Em acordo com parecer do Ministério Público Eleitoral, o TRE havia julgado como desaprovadas, no ano passado, as contas anuais do Podemos relativas ao exercício financeiro de 2018. Na oportunidade, foi determinado o recolhimento de R$ 803.279,95 ao Tesouro Nacional.

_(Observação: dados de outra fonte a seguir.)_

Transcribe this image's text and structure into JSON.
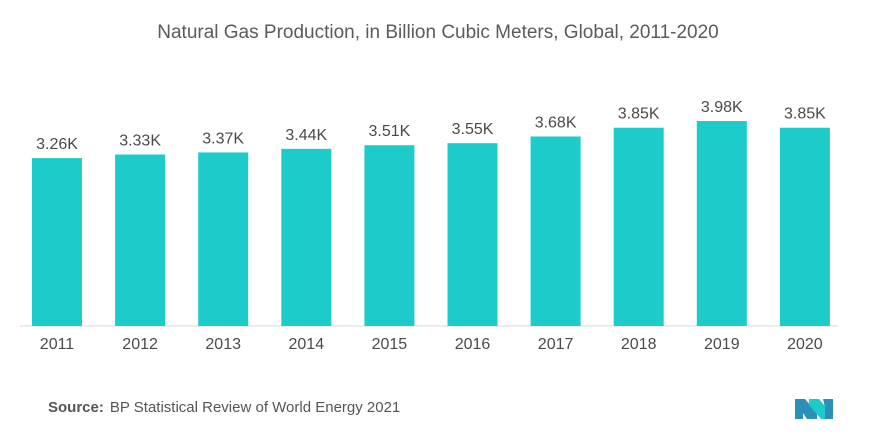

Contra o acórdão, o partido sustentou pela não obrigatoriedade da devolução ao Tesouro, uma vez que todas as despesas efetuadas estariam registradas nas prestações de contas. Diante disso, entrou com recurso requerendo a reforma da decisão colegiada para julgar as contas de 2018 como aprovadas, mesmo com ressalvas.

Relatora do recurso, a desembargadora Nilza Pôssas, preliminarmente, antes de adentrar ao juízo meritório, observou que não estavam pressentes todos os pressupostos para admitir o recurso impetrado. Conforme entendeu, o pressuposto da tempestividade sustentado pelo partido não fora observado.

Isso porque o acórdão recorrido foi disponibilizado no Diário Eletrônico em 26.01.2022 e publicado em 27.01.2022, findando, portanto, o prazo recursal na data de 31.01.2022. O Podemos, por sua vez, somente apresentou o recurso em 02.02.2022, tendo a Secretaria Judiciária certificado a sua intempestividade.

Por essas razões, os desembargadores, por unanimidade, não acataram o recurso e mantiveram o acórdão que determinou que a sigla promovesse o pagamento referente ao exercício de 2018, quando as contas foram reprovadas.